Towards an Ecology of AIDS
The complexity and scale of the AIDS crisis in Africa has so far eluded effective prevention and treatment. It has also eluded full comprehension. This is in large part due to the limits of the methodologies that have been brought to bear on the problem where each research programme – epidemiological, public health, medical etc. – has operated independently of the others, with relatively little cross-communication. In all this, social science research has been starved of resources and, to a degree, has lacked imagination.
It is however signally important as AIDS in Africa has penetrated every aspect of social, political, economic and cultural life. This project started with two workshops in 2007, funded by the British Academy International Collaboration Grant and the Oppenheimer Foundation, to develop an ecological approach to the HIV/AIDS crisis, which straddles the boundary of the natural and social sciences and aims at combining human ecological and social anthropological approaches to illness and healing. It goes beyond a merely interdisciplinary approach by analysing the complex interactions and interdependencies between social and biological worlds and between the processes studied within the different disciplines. Building on Prof Robert Thornton’s work on sexual networks, it advocates the use of a systems-analytic methodology characteristic of ecological thinking. The first workshop, organised in collaboration with Prof Suzette Heald by Nadine Beckmann and Professor Elisabeth Hsu, brought together social, medical and natural scientists working on HIV/AIDS at Oxford (see here for details), the second, organised by Prof Robert Thornton, was held with PWA and several activist groups in Johannesburg.
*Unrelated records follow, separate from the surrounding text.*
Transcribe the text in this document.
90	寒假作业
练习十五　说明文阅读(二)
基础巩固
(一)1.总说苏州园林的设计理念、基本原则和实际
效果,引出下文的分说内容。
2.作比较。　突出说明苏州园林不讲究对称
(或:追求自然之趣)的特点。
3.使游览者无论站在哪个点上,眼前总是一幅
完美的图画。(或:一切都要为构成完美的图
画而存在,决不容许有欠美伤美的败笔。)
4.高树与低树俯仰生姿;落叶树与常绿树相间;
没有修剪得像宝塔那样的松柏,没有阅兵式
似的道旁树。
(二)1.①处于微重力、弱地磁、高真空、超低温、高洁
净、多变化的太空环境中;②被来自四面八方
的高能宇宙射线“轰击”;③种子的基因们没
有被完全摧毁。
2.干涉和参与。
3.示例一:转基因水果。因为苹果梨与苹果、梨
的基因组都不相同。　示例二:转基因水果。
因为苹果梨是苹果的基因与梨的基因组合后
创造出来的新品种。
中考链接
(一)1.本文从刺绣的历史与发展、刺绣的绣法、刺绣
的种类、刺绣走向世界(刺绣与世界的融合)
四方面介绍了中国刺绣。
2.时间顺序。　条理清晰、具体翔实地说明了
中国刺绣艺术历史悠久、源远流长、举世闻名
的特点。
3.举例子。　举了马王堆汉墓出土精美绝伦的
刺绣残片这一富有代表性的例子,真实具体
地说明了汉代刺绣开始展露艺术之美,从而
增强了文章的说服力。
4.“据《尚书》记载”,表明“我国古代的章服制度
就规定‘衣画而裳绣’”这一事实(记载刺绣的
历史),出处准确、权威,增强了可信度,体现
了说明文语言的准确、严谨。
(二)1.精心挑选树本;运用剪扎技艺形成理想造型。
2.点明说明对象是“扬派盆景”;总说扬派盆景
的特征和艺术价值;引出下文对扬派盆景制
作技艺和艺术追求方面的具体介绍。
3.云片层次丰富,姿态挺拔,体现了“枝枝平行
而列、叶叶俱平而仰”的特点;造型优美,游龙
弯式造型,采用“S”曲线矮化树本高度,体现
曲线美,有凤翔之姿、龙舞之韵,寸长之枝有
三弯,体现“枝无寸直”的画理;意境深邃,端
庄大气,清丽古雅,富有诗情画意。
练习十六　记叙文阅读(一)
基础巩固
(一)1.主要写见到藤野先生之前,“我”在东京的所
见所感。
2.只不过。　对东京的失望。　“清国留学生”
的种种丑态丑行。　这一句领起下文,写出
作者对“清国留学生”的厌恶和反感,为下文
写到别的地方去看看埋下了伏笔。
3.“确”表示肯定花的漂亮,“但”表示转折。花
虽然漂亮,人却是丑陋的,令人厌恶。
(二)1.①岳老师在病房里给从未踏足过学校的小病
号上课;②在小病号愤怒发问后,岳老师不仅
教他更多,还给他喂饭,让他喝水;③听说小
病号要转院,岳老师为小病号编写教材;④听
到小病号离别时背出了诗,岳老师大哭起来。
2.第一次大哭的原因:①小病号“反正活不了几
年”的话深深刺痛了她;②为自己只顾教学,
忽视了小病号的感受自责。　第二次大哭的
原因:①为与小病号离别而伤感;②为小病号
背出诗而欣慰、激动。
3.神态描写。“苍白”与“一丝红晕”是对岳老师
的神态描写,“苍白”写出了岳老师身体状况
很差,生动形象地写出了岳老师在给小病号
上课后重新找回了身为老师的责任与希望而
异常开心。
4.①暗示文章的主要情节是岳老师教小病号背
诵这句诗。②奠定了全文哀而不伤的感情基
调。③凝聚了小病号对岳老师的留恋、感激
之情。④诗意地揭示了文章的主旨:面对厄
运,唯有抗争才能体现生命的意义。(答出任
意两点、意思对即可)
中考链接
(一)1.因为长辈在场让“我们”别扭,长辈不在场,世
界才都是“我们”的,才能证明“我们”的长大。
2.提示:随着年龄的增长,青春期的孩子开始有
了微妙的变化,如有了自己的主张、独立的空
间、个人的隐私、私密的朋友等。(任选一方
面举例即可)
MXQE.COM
Such an ecological approach to the study of sexuality, fertility and reproduction, with a special focus on HIV/AIDS and other sexually transmitted diseases, will be advanced by Dr Nadine Beckmann’s two-year long John Fell research project on ‘AIDS, Sex and Reproduction on Zanzibar’ from 2010 to 2012. The role of ‘risk’, of individuals, and individual choice in sexual matters has been given too much attention. There are larger social structures—including those of sexual networks, kinship, family and household structure, formal and informal institutions and social networks—that determine overall trends of infection and that respond (or not) to its consequences. This has far reaching implications for our study of AIDS, and of sexual health more broadly; sexual networks are the primary ‘object’ that must be understood in investigations of the spread of STDs in any context.